Australian made Binar-1 satellite deployed into Low Earth Orbit

Low Earth Orbit

Image credit: Curtin University.

Western Australia’s homegrown spacecraft, Binar-1, has been deployed into Low Earth Orbit from the International Space Station (ISS), five weeks following its launch from Cape Canaveral in Florida. 

Curtin University’s Space Science and Technology Centre (SSTC) staff and students watched a live feed on 6 October as Binar-1 was placed into the tiny airlock of the Japanese Experiment Module Kibo on the ISS and sent into space. 

Binar-1 is now on a journey to make first contact before testing critical systems, collecting data and taking photographs from 400km above Earth. 

“The launch of WA’s first homegrown spacecraft on the Space-X rocket was exciting, but this moment and the coming few days are the really crucial points for our Binar Space Program and the team of staff and students who designed and built Binar-1 from scratch,” SSTC director Professor Phil Bland said. 

“We can’t wait to hear Binar-1’s ‘first words’ from space – that will be the time when we will be able to declare the success of our first space-mission and put us firmly on the path to proving that our technology can deliver. 

“That contact and the protocol testing that follow will set us up to achieve our aim of sending six more satellites into space over the next 18 months, and our ultimate goal of taking WA to the Moon by 2025.” 

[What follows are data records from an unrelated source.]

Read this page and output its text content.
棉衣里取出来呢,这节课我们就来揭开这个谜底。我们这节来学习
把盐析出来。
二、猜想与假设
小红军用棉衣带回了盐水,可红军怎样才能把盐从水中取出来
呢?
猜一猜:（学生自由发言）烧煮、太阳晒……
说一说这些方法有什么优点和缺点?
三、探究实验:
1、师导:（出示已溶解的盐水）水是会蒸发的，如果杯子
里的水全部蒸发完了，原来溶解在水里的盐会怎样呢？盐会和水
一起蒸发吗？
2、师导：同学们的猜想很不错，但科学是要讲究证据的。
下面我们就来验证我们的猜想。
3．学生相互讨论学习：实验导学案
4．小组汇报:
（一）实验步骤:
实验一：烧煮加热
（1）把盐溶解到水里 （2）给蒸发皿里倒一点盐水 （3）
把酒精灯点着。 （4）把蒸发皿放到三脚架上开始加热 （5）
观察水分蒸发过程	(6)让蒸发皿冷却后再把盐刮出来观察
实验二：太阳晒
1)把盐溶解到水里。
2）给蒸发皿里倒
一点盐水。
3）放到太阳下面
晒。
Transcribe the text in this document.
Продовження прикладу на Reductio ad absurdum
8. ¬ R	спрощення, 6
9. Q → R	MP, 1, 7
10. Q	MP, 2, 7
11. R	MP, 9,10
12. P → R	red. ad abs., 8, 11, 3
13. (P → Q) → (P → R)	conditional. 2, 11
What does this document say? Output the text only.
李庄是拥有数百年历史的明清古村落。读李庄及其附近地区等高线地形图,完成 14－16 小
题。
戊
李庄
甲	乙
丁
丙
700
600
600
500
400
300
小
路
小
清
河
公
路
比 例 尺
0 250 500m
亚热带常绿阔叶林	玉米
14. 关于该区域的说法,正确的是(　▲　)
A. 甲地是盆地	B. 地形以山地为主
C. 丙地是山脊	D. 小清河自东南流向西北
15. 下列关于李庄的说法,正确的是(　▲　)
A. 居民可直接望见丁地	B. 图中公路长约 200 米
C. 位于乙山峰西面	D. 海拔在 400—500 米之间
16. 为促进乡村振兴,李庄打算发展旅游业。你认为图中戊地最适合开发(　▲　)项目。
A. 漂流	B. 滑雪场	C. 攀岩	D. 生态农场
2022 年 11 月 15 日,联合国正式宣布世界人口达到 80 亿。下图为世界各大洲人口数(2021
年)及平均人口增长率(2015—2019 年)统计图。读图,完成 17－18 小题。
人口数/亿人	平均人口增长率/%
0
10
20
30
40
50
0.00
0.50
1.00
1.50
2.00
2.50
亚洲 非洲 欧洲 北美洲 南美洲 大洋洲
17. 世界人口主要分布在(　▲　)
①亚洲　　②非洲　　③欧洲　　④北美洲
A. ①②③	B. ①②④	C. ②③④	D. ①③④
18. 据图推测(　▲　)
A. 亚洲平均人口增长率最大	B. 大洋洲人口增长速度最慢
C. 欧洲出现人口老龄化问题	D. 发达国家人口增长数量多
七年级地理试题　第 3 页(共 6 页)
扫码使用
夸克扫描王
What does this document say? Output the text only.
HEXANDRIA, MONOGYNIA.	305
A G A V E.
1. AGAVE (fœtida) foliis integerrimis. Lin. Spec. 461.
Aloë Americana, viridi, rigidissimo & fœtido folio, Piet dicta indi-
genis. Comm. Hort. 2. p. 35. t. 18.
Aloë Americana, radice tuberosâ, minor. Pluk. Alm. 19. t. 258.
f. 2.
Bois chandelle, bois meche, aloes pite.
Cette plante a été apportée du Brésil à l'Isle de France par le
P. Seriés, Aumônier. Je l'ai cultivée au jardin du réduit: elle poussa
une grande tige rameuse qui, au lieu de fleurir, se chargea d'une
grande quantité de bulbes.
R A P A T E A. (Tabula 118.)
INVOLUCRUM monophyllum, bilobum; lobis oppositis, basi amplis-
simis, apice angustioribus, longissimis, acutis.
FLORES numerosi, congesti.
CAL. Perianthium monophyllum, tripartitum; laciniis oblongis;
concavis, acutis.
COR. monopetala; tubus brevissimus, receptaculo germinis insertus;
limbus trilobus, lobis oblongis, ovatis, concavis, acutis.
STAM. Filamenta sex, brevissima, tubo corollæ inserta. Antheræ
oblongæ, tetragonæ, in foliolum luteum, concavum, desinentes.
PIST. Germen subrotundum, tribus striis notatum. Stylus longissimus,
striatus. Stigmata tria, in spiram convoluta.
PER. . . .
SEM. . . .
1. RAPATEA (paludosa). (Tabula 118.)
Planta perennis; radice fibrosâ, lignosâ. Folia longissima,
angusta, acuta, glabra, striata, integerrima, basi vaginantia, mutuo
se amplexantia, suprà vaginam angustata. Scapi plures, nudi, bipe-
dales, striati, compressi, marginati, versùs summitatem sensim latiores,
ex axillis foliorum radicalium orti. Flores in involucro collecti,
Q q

With Binar-1 now safely in orbit, the team is focused on listening out for her ‘heartbeat’. 

“We built Binar-1 to communicate using Ultra High Frequency (UHF) radio signals which is the backbone of an exciting opportunity to engage both the ham radio community and STEM students,” Binar program manager Ben Hartig said. 

“We have been collaborating with amateurs around the world and local school groups, so that they are also able to listen to Binar-1 as it passes overhead. With the right equipment and antenna, anyone can hear Binar-1 when it makes contact. 

“But it will be our Curtin SSTC team who can decode the signal to tell us where Binar-1 is and how it is performing. The team will confirm all systems are working and then begin sending instructions for the next phase of its mission.” 

The deployment was made possible through Curtin University’s partnership with start-up Space BD Inc, which is the official service provider selected by JAXA, the Japanese Space Agency, in the area of ISS utilisation and satellite launch service. 

Testing the viability of Binar-1 in space, will be facilitated through Curtin’s alliance with remote operations specialists, Fugro, and their Space Automation, Artificial Intelligence and Robotics Control Complex (SpAARC). 

The Binar Space Program has been generously supported by a $500,000 state government to facilitate joint operations with the Fugro SpAARC facility, and advance a valuable outreach component to inspire young people in WA to pursue careers in STEM. It is also supported by the Australian Remote Operations for Space and Earth (AROSE) consortium. 

Binar-1 will orbit 400km above Earth’s surface, about the distance from Perth to Albany, and circle the planet once every 90 minutes. Two small cameras on board will also capture images of WA’s coastline. 

Western Australians can re-watch the Binar-1 launch by visiting the Big Binar at WA Museum Boola Bardip and writing a message to space until 11 October.